4. Choose the Right Modality

// Text-only content
extractor.PreferredInferenceModality = InferenceModality.Text;

// Scanned documents or images
extractor.PreferredInferenceModality = InferenceModality.Vision;

// Mixed content (let LM-Kit decide)
extractor.PreferredInferenceModality = InferenceModality.Multimodal;

📖 Key Terms

  • Schema: The structure defining what fields to extract and their types
  • Element: A single field to extract (name, type, description, constraints)
  • Dynamic Sampling: LM-Kit's neuro-symbolic inference framework combining LLMs with symbolic AI
  • Grammar-Constrained Generation: Technique ensuring LLM output conforms to a formal grammar (GBNF/JSON schema)
  • Neuro-Symbolic AI: Integration of neural networks (LLMs) with symbolic reasoning (rules, grammars, logic)
  • Speculative Grammar: Fast-path validation that accepts grammar-compliant tokens without full vocabulary analysis
  • Contextual Perplexity: Measure of model uncertainty used to trigger symbolic validation
  • Auxiliary Content: Extended context beyond the attention window for validation lookups
  • Modality: The type of content being processed (text, vision, multimodal)
  • Schema Discovery: Automatic detection of optimal extraction schema from sample content



🌐 External Resources


📝 Summary

Structured Data Extraction in LM-Kit.NET transforms unstructured content into validated, schema-conformant JSON through the TextExtraction class powered by Dynamic Sampling.

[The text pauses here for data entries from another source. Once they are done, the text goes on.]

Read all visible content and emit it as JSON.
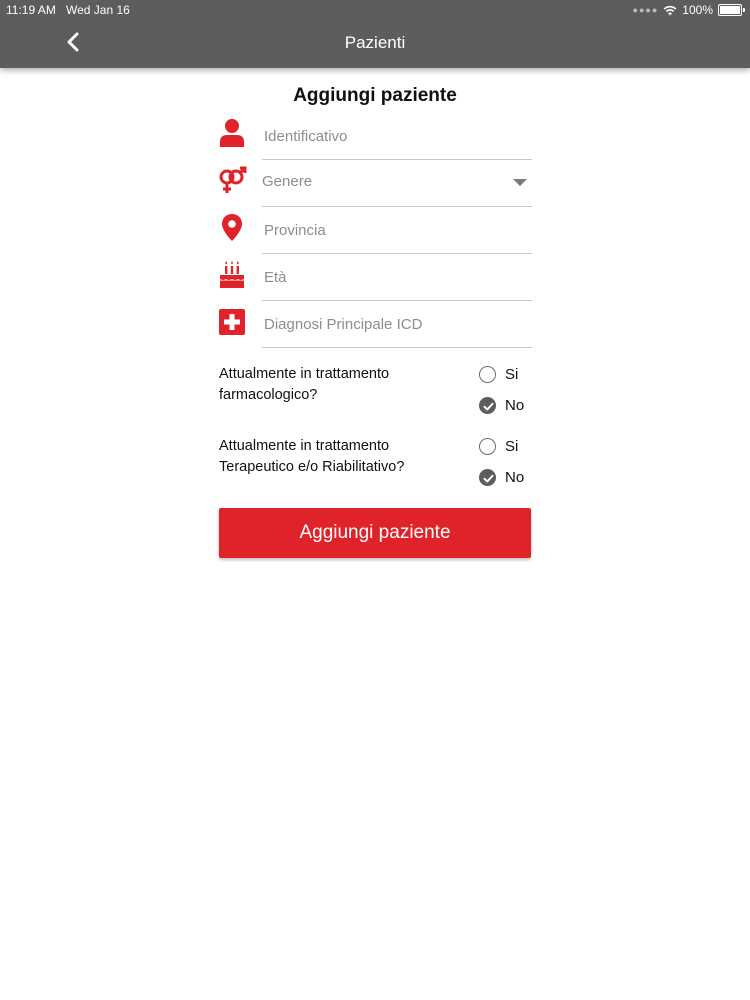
{
  "status_bar": {
    "time": "11:19 AM",
    "date": "Wed Jan 16",
    "battery": "100%"
  },
  "header": {
    "title": "Pazienti",
    "back_icon": "chevron-left-icon"
  },
  "form": {
    "title": "Aggiungi paziente",
    "fields": [
      {
        "icon": "person-icon",
        "placeholder": "Identificativo",
        "type": "text"
      },
      {
        "icon": "gender-icon",
        "placeholder": "Genere",
        "type": "select"
      },
      {
        "icon": "location-pin-icon",
        "placeholder": "Provincia",
        "type": "text"
      },
      {
        "icon": "birthday-cake-icon",
        "placeholder": "Età",
        "type": "text"
      },
      {
        "icon": "medical-cross-icon",
        "placeholder": "Diagnosi Principale ICD",
        "type": "text"
      }
    ],
    "questions": [
      {
        "label": "Attualmente in trattamento farmacologico?",
        "options": [
          {
            "label": "Si",
            "checked": false
          },
          {
            "label": "No",
            "checked": true
          }
        ]
      },
      {
        "label": "Attualmente in trattamento Terapeutico e/o Riabilitativo?",
        "options": [
          {
            "label": "Si",
            "checked": false
          },
          {
            "label": "No",
            "checked": true
          }
        ]
      }
    ],
    "submit_label": "Aggiungi paziente"
  },
  "colors": {
    "accent": "#e0232a",
    "header_bg": "#5d5d5d"
  }
}
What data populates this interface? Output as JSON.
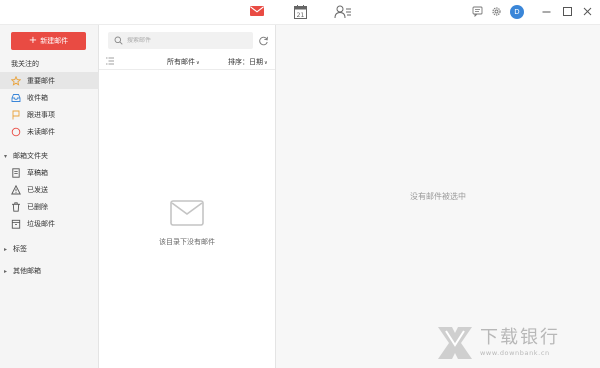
{
  "topbar": {
    "tabs": [
      {
        "name": "mail-tab",
        "icon": "envelope-icon",
        "active": true
      },
      {
        "name": "calendar-tab",
        "icon": "calendar-icon",
        "day": "21"
      },
      {
        "name": "contacts-tab",
        "icon": "contacts-icon"
      }
    ],
    "avatar_letter": "D",
    "accent_color": "#e94b43"
  },
  "sidebar": {
    "new_mail_label": "新建邮件",
    "focus_title": "我关注的",
    "focus_items": [
      {
        "label": "重要邮件",
        "icon": "star-icon",
        "active": true
      },
      {
        "label": "收件箱",
        "icon": "inbox-icon"
      },
      {
        "label": "跟进事项",
        "icon": "flag-icon"
      },
      {
        "label": "未读邮件",
        "icon": "unread-circle-icon"
      }
    ],
    "folders_title": "邮箱文件夹",
    "folder_items": [
      {
        "label": "草稿箱",
        "icon": "draft-icon"
      },
      {
        "label": "已发送",
        "icon": "sent-icon"
      },
      {
        "label": "已删除",
        "icon": "trash-icon"
      },
      {
        "label": "垃圾邮件",
        "icon": "spam-icon"
      }
    ],
    "tags_title": "标签",
    "other_title": "其他邮箱"
  },
  "list": {
    "search_placeholder": "搜索邮件",
    "filter_label": "所有邮件",
    "sort_prefix": "排序：",
    "sort_value": "日期",
    "empty_text": "该目录下没有邮件"
  },
  "reader": {
    "empty_text": "没有邮件被选中"
  },
  "watermark": {
    "cn": "下载银行",
    "en": "www.downbank.cn"
  }
}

This neuro-symbolic approach combines the semantic understanding of language models with symbolic AI layers (grammar constraints, fuzzy logic, taxonomy matching, ontology validation, and rule-based expert systems) to achieve 75% fewer errors, 2× faster processing, and 100% schema compliance. The result: reliable automation of document processing, data entry, and information retrieval tasks across text, images, PDFs, and Office documents, with zero hallucinations in structured fields, all running locally for maximum privacy and performance.